So the philosophical question is: was it worth it to McLain, the Tigers, or the cosmos to have him throw a zillion pitches at age 22? He went on to win Cy Young Awards at ages 24 and 25, becoming one of the most famous players in the game, writing his name indelibly in the record books, and winning a World Series ring. He won 131 major-league games – true, over 300 pitchers have won more, but that means that many thousands have won less. He made a very good living in his 20s, though of course he missed out on the kind of money contemporaries like Catfish Hunter were making a few years later, let alone what Nolan Ryan would make years later.

If there were a 21st-century Denny McLain, who reached the absolute height of baseball achievement and then flamed out without seeing a really huge payday, people would naturally bemoan the fact. But I sometimes wonder. What more do you get out of life playing it safe? We lament the lost careers of Kerry Wood and Mark Prior, but maybe what they had in their arms was all they ever had in their arms. Maybe they should have really cut loose when they had it, won a World Series for the Cubs, and been even more storied than they already are (which is pretty considerable, though not McLainesque). Young men get paid to throw baseballs; if they get hurt throwing them, that's a lot better than getting hurt driving a forklift.
   3. WillYoung Posted: September 09, 2011 at 02:44 PM (#3920182)
[H]e missed out on the kind of money contemporaries like Catfish Hunter were making a few years later, let alone what Nolan Ryan would make years later.

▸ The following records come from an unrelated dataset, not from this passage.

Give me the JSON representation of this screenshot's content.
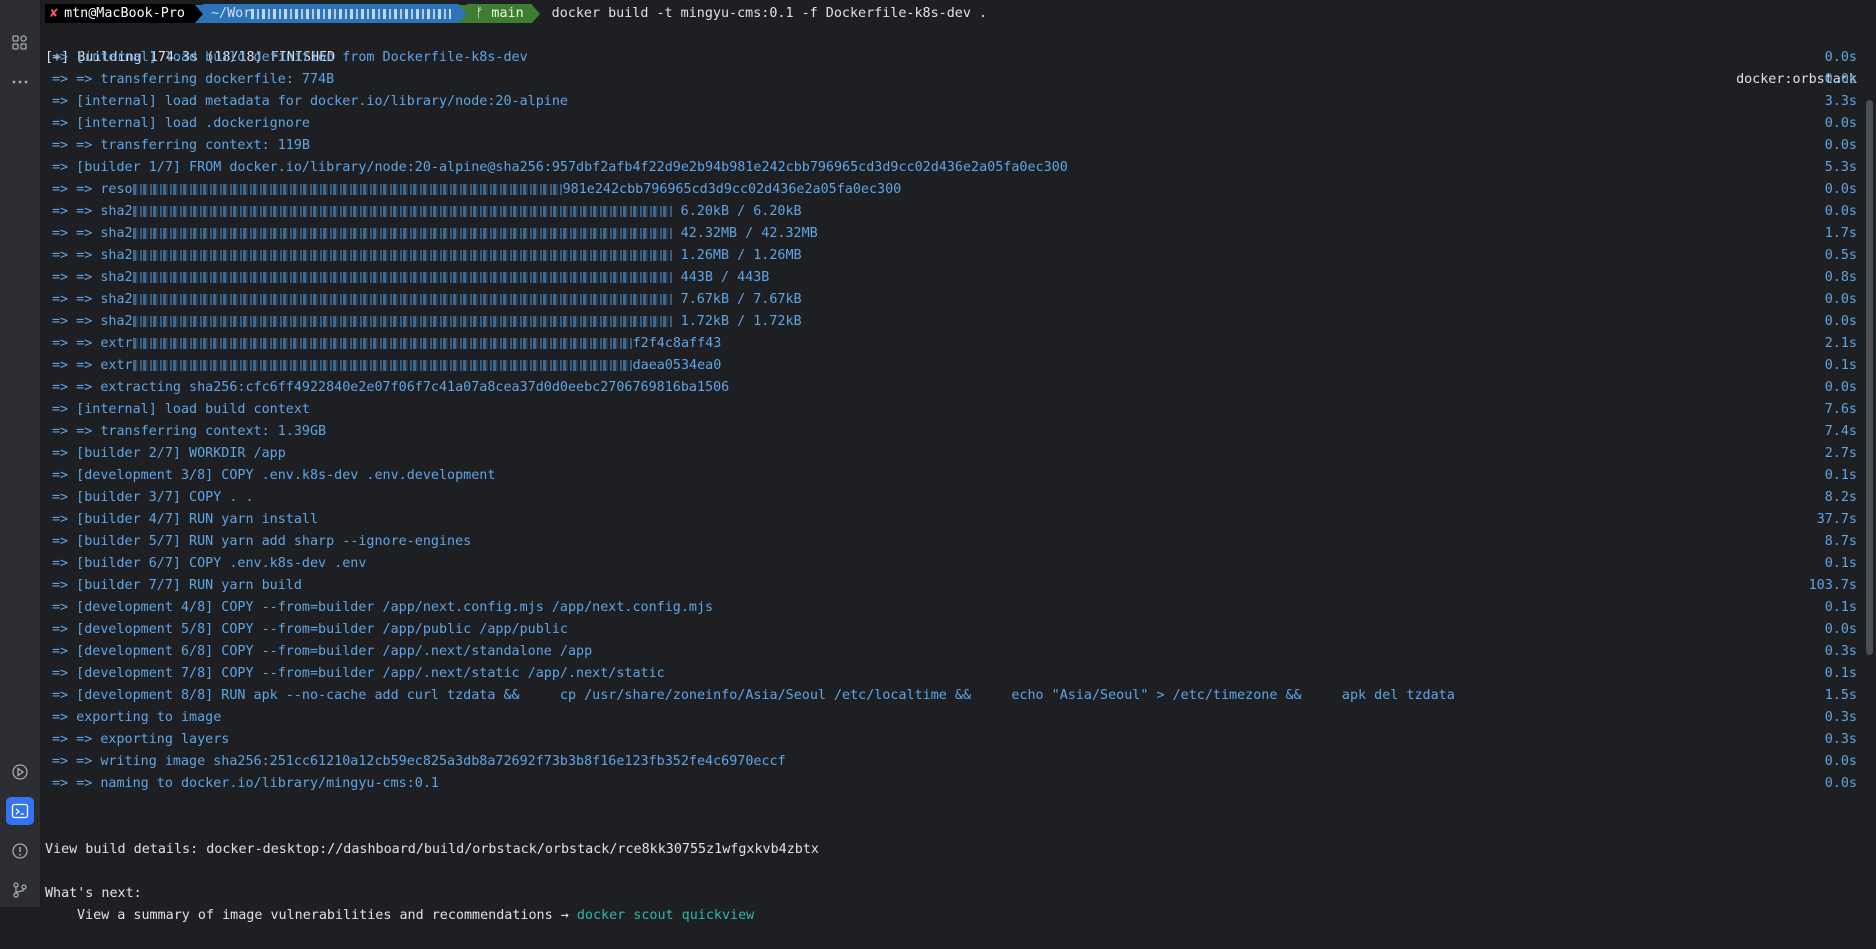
{
  "sidebar": {
    "top_icons": [
      "structure-icon",
      "more-icon"
    ],
    "bottom_icons": [
      "run-icon",
      "terminal-icon",
      "problems-icon",
      "git-icon"
    ]
  },
  "prompt": {
    "host": "mtn@MacBook-Pro",
    "path": "~/Wor",
    "branch": "main",
    "command": "docker build -t mingyu-cms:0.1 -f Dockerfile-k8s-dev ."
  },
  "build_header": {
    "text": "[+] Building 174.3s (18/18) FINISHED",
    "context": "docker:orbstack"
  },
  "steps": [
    {
      "text": "=> [internal] load build definition from Dockerfile-k8s-dev",
      "dur": "0.0s"
    },
    {
      "text": "=> => transferring dockerfile: 774B",
      "dur": "0.0s"
    },
    {
      "text": "=> [internal] load metadata for docker.io/library/node:20-alpine",
      "dur": "3.3s"
    },
    {
      "text": "=> [internal] load .dockerignore",
      "dur": "0.0s"
    },
    {
      "text": "=> => transferring context: 119B",
      "dur": "0.0s"
    },
    {
      "text": "=> [builder 1/7] FROM docker.io/library/node:20-alpine@sha256:957dbf2afb4f22d9e2b94b981e242cbb796965cd3d9cc02d436e2a05fa0ec300",
      "dur": "5.3s"
    },
    {
      "text": "=> => reso",
      "tail": "981e242cbb796965cd3d9cc02d436e2a05fa0ec300",
      "blur": 430,
      "dur": "0.0s"
    },
    {
      "text": "=> => sha2",
      "tail": " 6.20kB / 6.20kB",
      "blur": 540,
      "dur": "0.0s"
    },
    {
      "text": "=> => sha2",
      "tail": " 42.32MB / 42.32MB",
      "blur": 540,
      "dur": "1.7s"
    },
    {
      "text": "=> => sha2",
      "tail": " 1.26MB / 1.26MB",
      "blur": 540,
      "dur": "0.5s"
    },
    {
      "text": "=> => sha2",
      "tail": " 443B / 443B",
      "blur": 540,
      "dur": "0.8s"
    },
    {
      "text": "=> => sha2",
      "tail": " 7.67kB / 7.67kB",
      "blur": 540,
      "dur": "0.0s"
    },
    {
      "text": "=> => sha2",
      "tail": " 1.72kB / 1.72kB",
      "blur": 540,
      "dur": "0.0s"
    },
    {
      "text": "=> => extr",
      "tail": "f2f4c8aff43",
      "blur": 500,
      "dur": "2.1s"
    },
    {
      "text": "=> => extr",
      "tail": "daea0534ea0",
      "blur": 500,
      "dur": "0.1s"
    },
    {
      "text": "=> => extracting sha256:cfc6ff4922840e2e07f06f7c41a07a8cea37d0d0eebc2706769816ba1506",
      "dur": "0.0s"
    },
    {
      "text": "=> [internal] load build context",
      "dur": "7.6s"
    },
    {
      "text": "=> => transferring context: 1.39GB",
      "dur": "7.4s"
    },
    {
      "text": "=> [builder 2/7] WORKDIR /app",
      "dur": "2.7s"
    },
    {
      "text": "=> [development 3/8] COPY .env.k8s-dev .env.development",
      "dur": "0.1s"
    },
    {
      "text": "=> [builder 3/7] COPY . .",
      "dur": "8.2s"
    },
    {
      "text": "=> [builder 4/7] RUN yarn install",
      "dur": "37.7s"
    },
    {
      "text": "=> [builder 5/7] RUN yarn add sharp --ignore-engines",
      "dur": "8.7s"
    },
    {
      "text": "=> [builder 6/7] COPY .env.k8s-dev .env",
      "dur": "0.1s"
    },
    {
      "text": "=> [builder 7/7] RUN yarn build",
      "dur": "103.7s"
    },
    {
      "text": "=> [development 4/8] COPY --from=builder /app/next.config.mjs /app/next.config.mjs",
      "dur": "0.1s"
    },
    {
      "text": "=> [development 5/8] COPY --from=builder /app/public /app/public",
      "dur": "0.0s"
    },
    {
      "text": "=> [development 6/8] COPY --from=builder /app/.next/standalone /app",
      "dur": "0.3s"
    },
    {
      "text": "=> [development 7/8] COPY --from=builder /app/.next/static /app/.next/static",
      "dur": "0.1s"
    },
    {
      "text": "=> [development 8/8] RUN apk --no-cache add curl tzdata &&     cp /usr/share/zoneinfo/Asia/Seoul /etc/localtime &&     echo \"Asia/Seoul\" > /etc/timezone &&     apk del tzdata",
      "dur": "1.5s"
    },
    {
      "text": "=> exporting to image",
      "dur": "0.3s"
    },
    {
      "text": "=> => exporting layers",
      "dur": "0.3s"
    },
    {
      "text": "=> => writing image sha256:251cc61210a12cb59ec825a3db8a72692f73b3b8f16e123fb352fe4c6970eccf",
      "dur": "0.0s"
    },
    {
      "text": "=> => naming to docker.io/library/mingyu-cms:0.1",
      "dur": "0.0s"
    }
  ],
  "details": "View build details: docker-desktop://dashboard/build/orbstack/orbstack/rce8kk30755z1wfgxkvb4zbtx",
  "next_heading": "What's next:",
  "next_line": {
    "text": "View a summary of image vulnerabilities and recommendations → ",
    "cmd": "docker scout quickview"
  },
  "colors": {
    "accent": "#3574f0",
    "step": "#5ea5e6",
    "link": "#2fb8a8",
    "background": "#1e1f22"
  }
}
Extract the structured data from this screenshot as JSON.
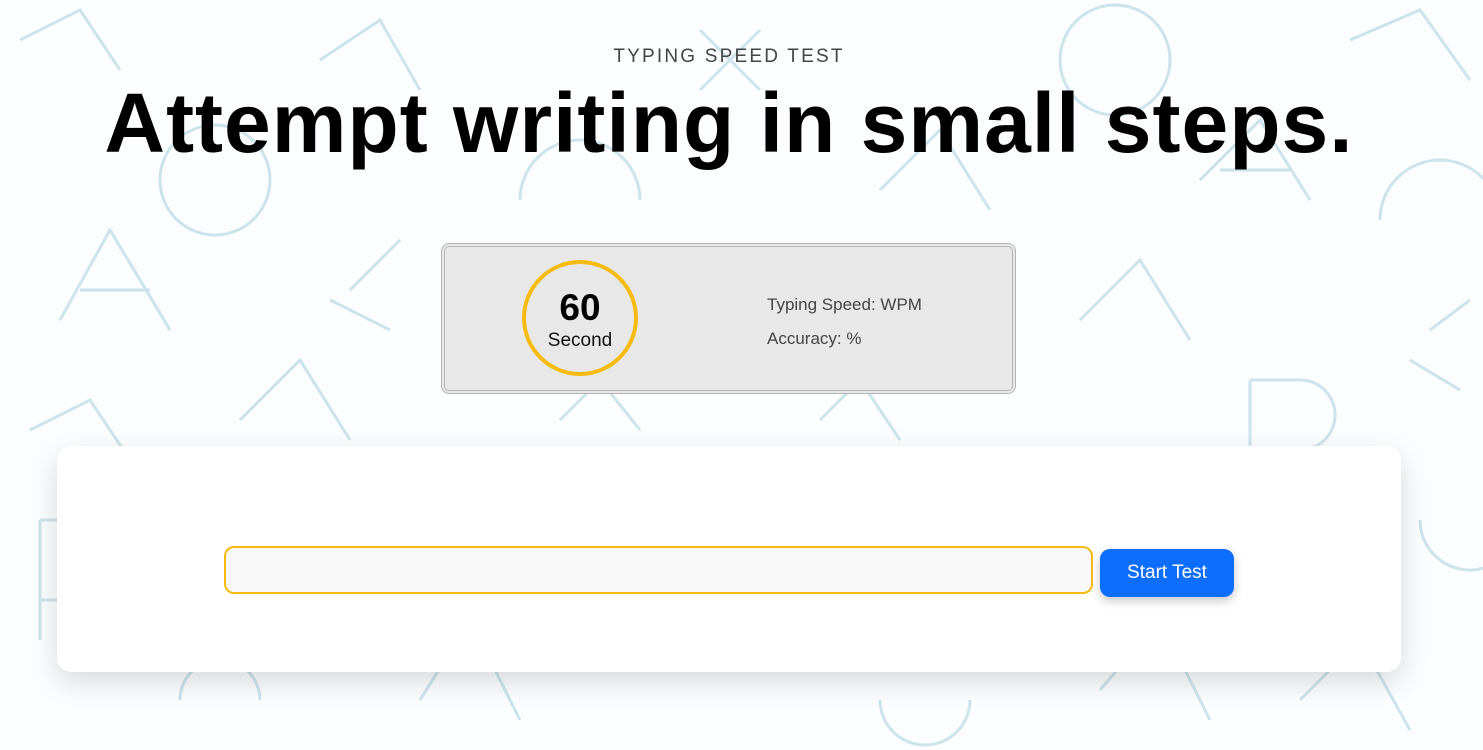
{
  "header": {
    "eyebrow": "TYPING SPEED TEST",
    "headline": "Attempt writing in small steps."
  },
  "stats": {
    "timer_value": "60",
    "timer_unit": "Second",
    "typing_speed_label": "Typing Speed: WPM",
    "accuracy_label": "Accuracy: %"
  },
  "typing_area": {
    "input_value": "",
    "start_button_label": "Start Test"
  },
  "colors": {
    "accent_yellow": "#f6bb12",
    "button_blue": "#0d6efd",
    "panel_gray": "#e8e8e8",
    "pattern_ink": "#7fb3c8"
  }
}
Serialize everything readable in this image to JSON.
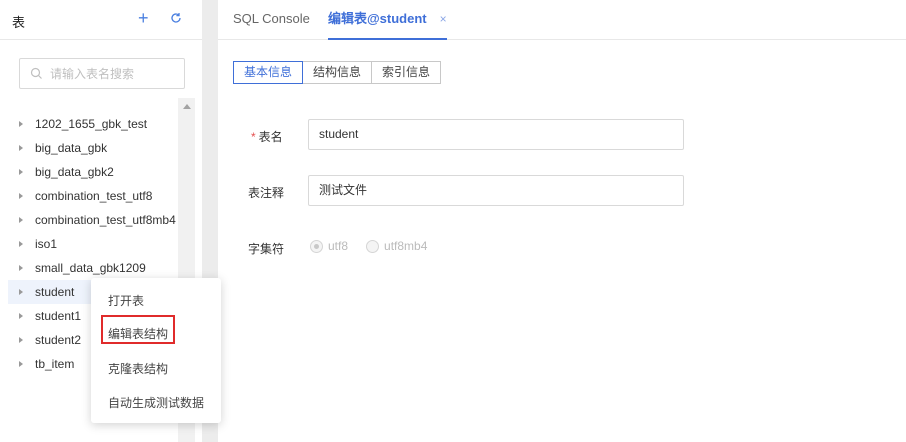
{
  "sidebar": {
    "title": "表",
    "add_label": "+",
    "search": {
      "placeholder": "请输入表名搜索",
      "value": ""
    },
    "tables": [
      {
        "name": "1202_1655_gbk_test"
      },
      {
        "name": "big_data_gbk"
      },
      {
        "name": "big_data_gbk2"
      },
      {
        "name": "combination_test_utf8"
      },
      {
        "name": "combination_test_utf8mb4"
      },
      {
        "name": "iso1"
      },
      {
        "name": "small_data_gbk1209"
      },
      {
        "name": "student"
      },
      {
        "name": "student1"
      },
      {
        "name": "student2"
      },
      {
        "name": "tb_item"
      }
    ],
    "selected": "student"
  },
  "context_menu": {
    "items": [
      {
        "label": "打开表"
      },
      {
        "label": "编辑表结构"
      },
      {
        "label": "克隆表结构"
      },
      {
        "label": "自动生成测试数据"
      }
    ],
    "highlighted": "编辑表结构"
  },
  "tabs": [
    {
      "label": "SQL Console"
    },
    {
      "label": "编辑表@student",
      "close": "×"
    }
  ],
  "subtabs": [
    {
      "label": "基本信息"
    },
    {
      "label": "结构信息"
    },
    {
      "label": "索引信息"
    }
  ],
  "form": {
    "required_mark": "*",
    "table_name_label": "表名",
    "table_name_value": "student",
    "comment_label": "表注释",
    "comment_value": "测试文件",
    "charset_label": "字集符",
    "charset_options": [
      {
        "label": "utf8"
      },
      {
        "label": "utf8mb4"
      }
    ],
    "charset_selected": "utf8"
  },
  "colors": {
    "accent": "#3f6fd8",
    "highlight_box": "#e02b2b",
    "required": "#e45050"
  }
}
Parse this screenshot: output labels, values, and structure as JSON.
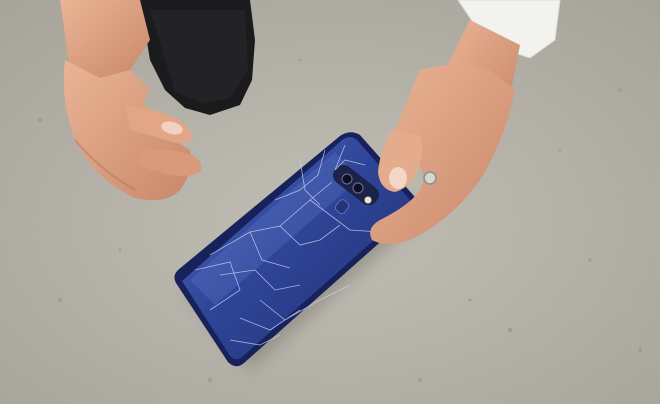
{
  "scene": {
    "description_colors": {
      "concrete": "#b9b6ad",
      "concrete_dark": "#a39f96",
      "phone_blue": "#2a3f8f",
      "phone_blue_light": "#4a62b8",
      "phone_edge": "#1a2560",
      "skin": "#e3a887",
      "skin_shadow": "#c47f61",
      "sleeve": "#f4f4f2",
      "shoe": "#1c1c1e"
    }
  }
}
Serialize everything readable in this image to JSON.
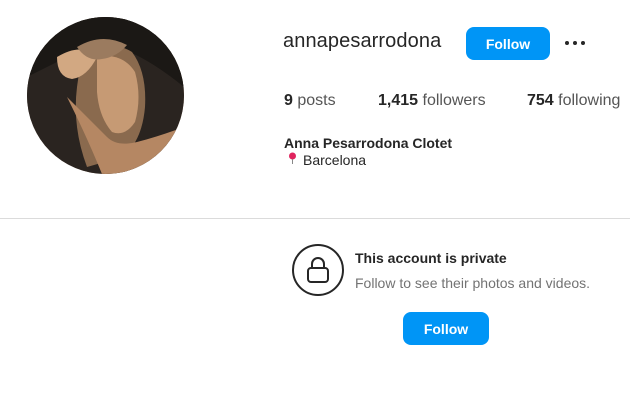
{
  "profile": {
    "username": "annapesarrodona",
    "follow_label": "Follow",
    "more_icon": "more-horizontal-icon",
    "stats": {
      "posts_count": "9",
      "posts_label": "posts",
      "followers_count": "1,415",
      "followers_label": "followers",
      "following_count": "754",
      "following_label": "following"
    },
    "full_name": "Anna Pesarrodona Clotet",
    "location_icon": "pin-icon",
    "location": "Barcelona"
  },
  "private_notice": {
    "icon": "lock-icon",
    "title": "This account is private",
    "subtitle": "Follow to see their photos and videos.",
    "follow_label": "Follow"
  },
  "colors": {
    "accent": "#0095f6",
    "text": "#262626",
    "muted": "#737373",
    "divider": "#dbdbdb",
    "pin": "#e0245e"
  }
}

It would have been amusing to see what sort of trouble McLain could have found if he had received a free agent payday.
   4. Mark Armour Posted: September 09, 2011 at 02:55 PM (#3920187)
   5. GuyMcGuffin Posted: September 09, 2011 at 02:58 PM (#3920190)
This post needs a soundtrack:

The Girl From Ipanema
   6. Mom makes botox doctors furious Posted: September 09, 2011 at 03:01 PM (#3920196)
I always thought Denny McClain's 1970 Topps baseball card made him look like an old man. Anyone else?
   7. Mark S. is bored Posted: September 09, 2011 at 03:26 PM (#3920211)
I have no problem with the general idea of pitch counts especially for younger pitchers. But to suggest that a 229 pitch inning caused McClain to get injured 3 years and almost a 1000 innings later, seems ridiculous on the face of it.
   8. McCoy Posted: September 09, 2011 at 03:50 PM (#3920221)
It's not the years, honey. It's the mileage.
   9. winnipegwhip Posted: September 09, 2011 at 05:04 PM (#3920295)
Wasn't the Detroit bookmaker's over/under on the pitch count that night at 223?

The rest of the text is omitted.